Facing U.S. justice: Guatemalan authorities have extradited former President Alfonso Portillo to the U.S. to face charges of using U.S. banks to launder some $70 million embezzled from his government. The government’s decision to extradite Portillo was a tacit admission that he would not be able to be convicted in Guatemala, where the justice system is seen as corrupt and easily influenced. In 2011, a Guatemalan court found Portillo not guilty of embezzlement, while this year a court overturned the landmark genocide conviction of former dictator Efraín Ríos Montt.

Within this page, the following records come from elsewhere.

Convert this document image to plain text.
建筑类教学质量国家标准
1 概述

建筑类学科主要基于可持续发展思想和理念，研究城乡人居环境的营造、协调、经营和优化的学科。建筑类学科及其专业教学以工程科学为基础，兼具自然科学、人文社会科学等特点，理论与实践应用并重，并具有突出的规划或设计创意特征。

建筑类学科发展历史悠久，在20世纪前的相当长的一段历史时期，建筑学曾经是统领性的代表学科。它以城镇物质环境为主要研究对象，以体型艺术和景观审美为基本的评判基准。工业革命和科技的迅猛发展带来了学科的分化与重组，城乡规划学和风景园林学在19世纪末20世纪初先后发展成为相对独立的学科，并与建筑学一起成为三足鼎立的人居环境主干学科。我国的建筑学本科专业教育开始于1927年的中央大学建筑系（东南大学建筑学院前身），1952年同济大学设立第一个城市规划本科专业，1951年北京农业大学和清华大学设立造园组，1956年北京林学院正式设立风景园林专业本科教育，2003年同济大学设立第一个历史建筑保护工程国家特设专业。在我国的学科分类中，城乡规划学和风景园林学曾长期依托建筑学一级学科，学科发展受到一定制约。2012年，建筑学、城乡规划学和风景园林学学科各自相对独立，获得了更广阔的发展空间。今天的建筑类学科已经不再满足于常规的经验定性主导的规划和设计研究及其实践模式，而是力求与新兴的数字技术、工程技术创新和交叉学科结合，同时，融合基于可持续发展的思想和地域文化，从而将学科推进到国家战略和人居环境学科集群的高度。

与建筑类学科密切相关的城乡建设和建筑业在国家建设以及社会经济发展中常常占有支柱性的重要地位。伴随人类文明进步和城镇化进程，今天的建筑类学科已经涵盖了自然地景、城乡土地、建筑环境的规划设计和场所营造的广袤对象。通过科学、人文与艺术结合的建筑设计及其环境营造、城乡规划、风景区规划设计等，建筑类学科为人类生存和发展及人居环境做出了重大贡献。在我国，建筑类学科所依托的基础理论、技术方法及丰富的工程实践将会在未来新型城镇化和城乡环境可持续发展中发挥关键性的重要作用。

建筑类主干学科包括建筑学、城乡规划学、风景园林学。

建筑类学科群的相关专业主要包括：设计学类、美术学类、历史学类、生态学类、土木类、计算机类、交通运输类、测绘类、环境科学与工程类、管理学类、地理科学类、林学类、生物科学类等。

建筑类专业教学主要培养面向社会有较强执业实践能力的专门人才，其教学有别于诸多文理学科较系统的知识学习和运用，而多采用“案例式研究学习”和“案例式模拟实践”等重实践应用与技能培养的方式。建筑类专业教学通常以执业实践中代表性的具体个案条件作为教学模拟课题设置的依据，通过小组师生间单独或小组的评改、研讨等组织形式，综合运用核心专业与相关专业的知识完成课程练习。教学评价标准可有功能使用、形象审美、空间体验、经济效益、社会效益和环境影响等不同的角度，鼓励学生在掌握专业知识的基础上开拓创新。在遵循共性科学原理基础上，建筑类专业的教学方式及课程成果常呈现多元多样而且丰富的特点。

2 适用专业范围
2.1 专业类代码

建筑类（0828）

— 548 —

Portillo, who was president from 2000 to 2004, is the first former Latin American leader ever to be extradited to the U.S.

Caracas, Venezuela

U.S. soldiers shot: Two U.S. Embassy military attachés were injured by gunfire outside a Caracas strip club this week. “Apparently it was a fight originating in a nightspot where these people were attacked, and shots were fired at them,” police spokesman Douglas Rico told Venezuelan TV channel Globovisión. Violent crime is endemic in the Venezuelan capital, which has one of the highest murder rates in the world. President Nicolás Maduro recently deployed the army in the city to set up checkpoints, and he wants to ban TV shows that promote a “cult of weapons.” The soldiers’ injuries aren’t life-threatening.